The first five chapters provide a stunning explanatory backdrop of the human condition, the units of analysis being as micro as the individual self and as macro as the globe. Harvey’s range is wide; from the application of Marxist theory to problems of postmodernity, to a conceptual analysis of globalization, to a discussion of the dilemmas we have faced since articulating universal human rights in 1946. In the sixth and seventh chapters (Part Two) he turns to the recent resurrection of ancient interest in the body as the irreducible locus for the determination of all values, meanings and significations (p. 97). Yet even crossing such a range, Harvey rarely leaves the reader breathless; his pace is measured and his approach to the journey is companionable and largely conversational. I did find several points of disagreement along the way. For example, I question Harvey’s willingness to view as much as he does through the Marxist lens; there are important reasons many academics stopped enthusiastically embracing this perspective, reasons into which Harvey does not delve.
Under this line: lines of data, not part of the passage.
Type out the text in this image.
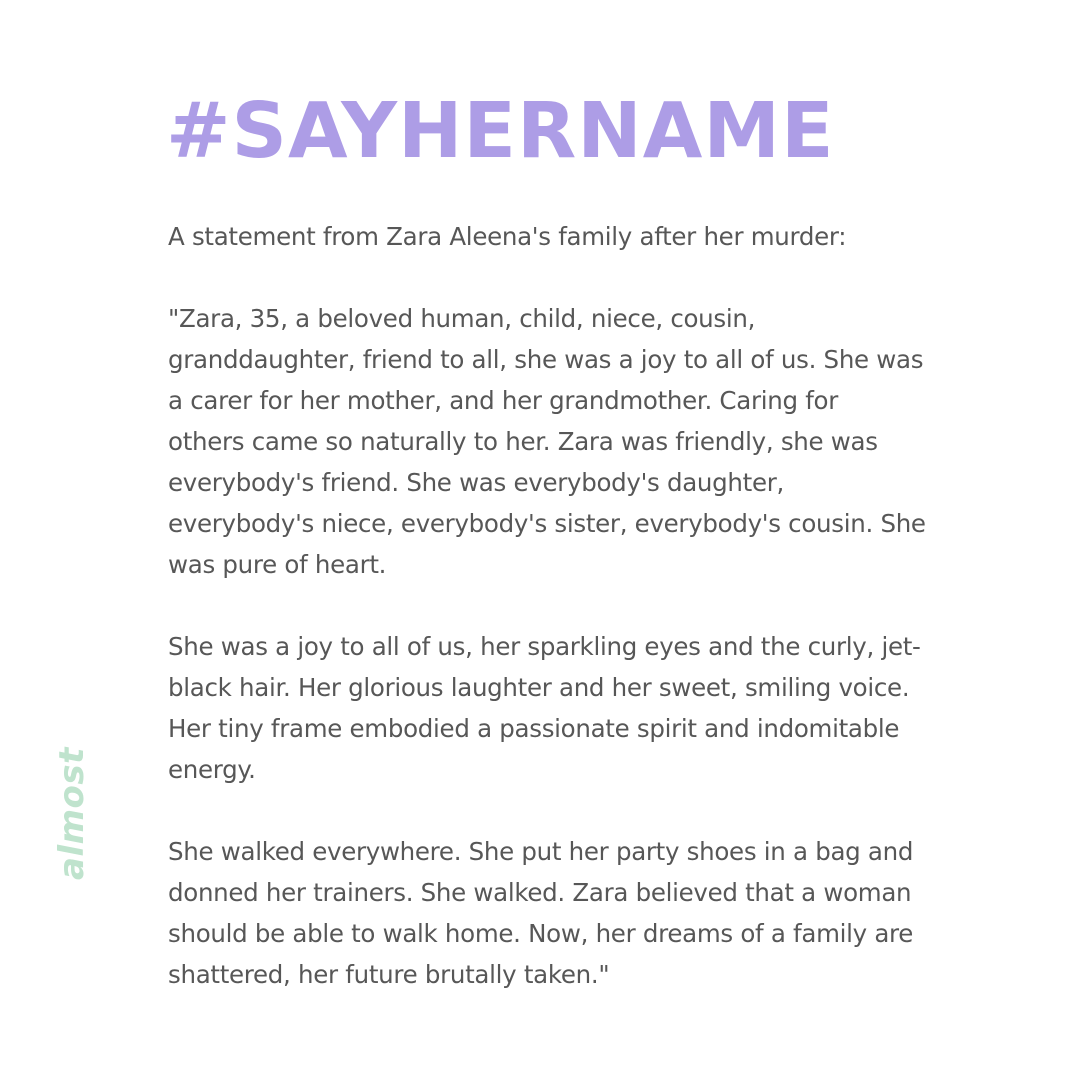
#SAYHERNAME

A statement from Zara Aleena's family after her murder:

"Zara, 35, a beloved human, child, niece, cousin,
granddaughter, friend to all, she was a joy to all of us. She was
a carer for her mother, and her grandmother. Caring for
others came so naturally to her. Zara was friendly, she was
everybody's friend. She was everybody's daughter,
everybody's niece, everybody's sister, everybody's cousin. She
was pure of heart.

She was a joy to all of us, her sparkling eyes and the curly, jet-
black hair. Her glorious laughter and her sweet, smiling voice.
Her tiny frame embodied a passionate spirit and indomitable
energy.

She walked everywhere. She put her party shoes in a bag and
donned her trainers. She walked. Zara believed that a woman
should be able to walk home. Now, her dreams of a family are
shattered, her future brutally taken."

almost
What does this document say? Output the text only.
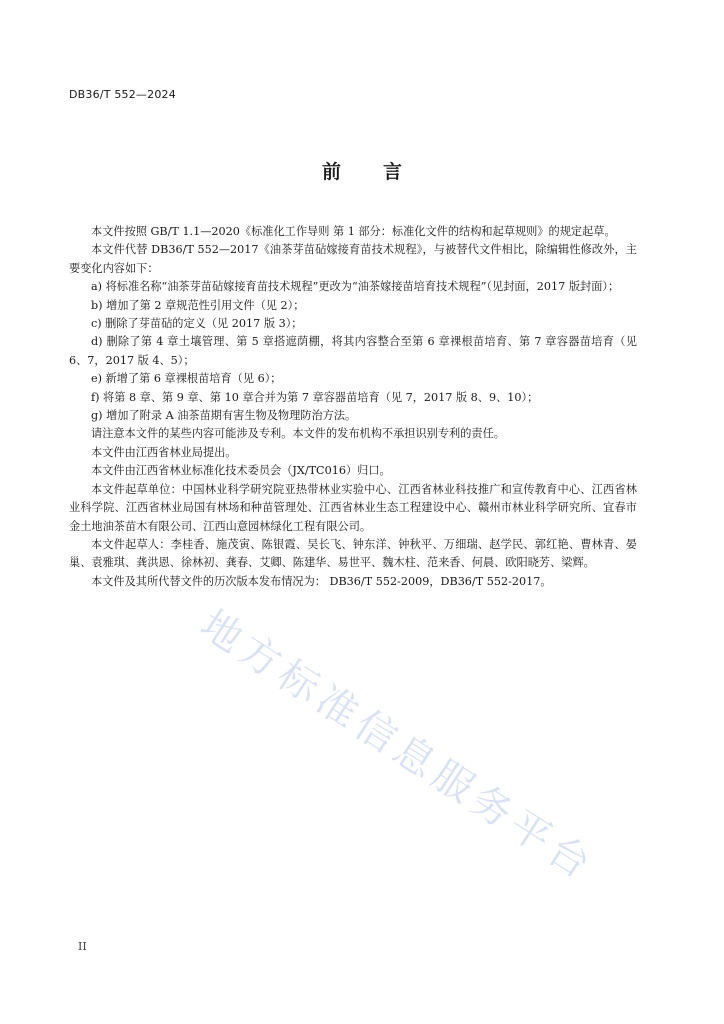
DB36/T 552—2024
前 言

本文件按照 GB/T 1.1—2020《标准化工作导则 第 1 部分：标准化文件的结构和起草规则》的规定起草。

本文件代替 DB36/T 552—2017《油茶芽苗砧嫁接育苗技术规程》，与被替代文件相比，除编辑性修改外，主要变化内容如下：

a) 将标准名称“油茶芽苗砧嫁接育苗技术规程”更改为“油茶嫁接苗培育技术规程”（见封面，2017 版封面）；

b) 增加了第 2 章规范性引用文件（见 2）；

c) 删除了芽苗砧的定义（见 2017 版 3）；

d) 删除了第 4 章土壤管理、第 5 章搭遮荫棚，将其内容整合至第 6 章裸根苗培育、第 7 章容器苗培育（见 6、7，2017 版 4、5）；

e) 新增了第 6 章裸根苗培育（见 6）；

f) 将第 8 章、第 9 章、第 10 章合并为第 7 章容器苗培育（见 7，2017 版 8、9、10）；

g) 增加了附录 A 油茶苗期有害生物及物理防治方法。

请注意本文件的某些内容可能涉及专利。本文件的发布机构不承担识别专利的责任。

本文件由江西省林业局提出。

本文件由江西省林业标准化技术委员会（JX/TC016）归口。

本文件起草单位：中国林业科学研究院亚热带林业实验中心、江西省林业科技推广和宣传教育中心、江西省林业科学院、江西省林业局国有林场和种苗管理处、江西省林业生态工程建设中心、赣州市林业科学研究所、宜春市金土地油茶苗木有限公司、江西山意园林绿化工程有限公司。

本文件起草人：李桂香、施茂寅、陈银霞、吴长飞、钟东洋、钟秋平、万细瑞、赵学民、郭红艳、曹林青、晏巢、袁雅琪、龚洪恩、徐林初、龚春、艾卿、陈建华、易世平、魏木柱、范来香、何晨、欧阳晓芳、梁辉。

本文件及其所代替文件的历次版本发布情况为： DB36/T 552-2009，DB36/T 552-2017。

地方标准信息服务平台
II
The eighth chapter begins the section of the book Harvey calls, The Utopian Moment. Baltimore, an awful mess (p. 133) of a city, is the case study that brings into sharp relief the analyses he walks us through in Parts One and Two. Accompanied by a few well-chosen photographs, Harvey’s descriptions of Baltimore are both arresting and insightful. (They provide, in fact, a useful template for teaching about case studies of place.) By the time he opens our eyes to the array of utopian visions that have been created through history, we are well-aware of the great (unbridgeable?) divide between ideals of public space and the crumbling, gritty realism of urban life. Yet Harvey does not abandon us in the decay and the ruins, or even in the soulless suburbs of Baltimore that are eating into the countryside. Part Four is all about possible versions of the future and even, though it’s wrapped in a cautionary tale of risk and uncertainty, hope for change. Once again he leads us back to Marx:
What Marx called the ‘real movement’ that will abolish the ‘existing state of things’ is always there for the making and for the taking. That is what gaining the courage of our minds is all about (p. 255).
The courage of our minds is found in collective deliberation, participation in the construction of spaces of hope using (among other resources) every dialogical tool we have at our disposal. Harvey does not provide a blueprint, but an invitation to participate in the construction. What makes his invitation persuasive is that he has brought us to a place where alternatives to this work seem decidedly bleak. And the appendix (which can be read on its own as allegory) will spark many a conversation about just what spaces might be created, hopeful or otherwise.
Linda Farr Darling – University of British Columbia.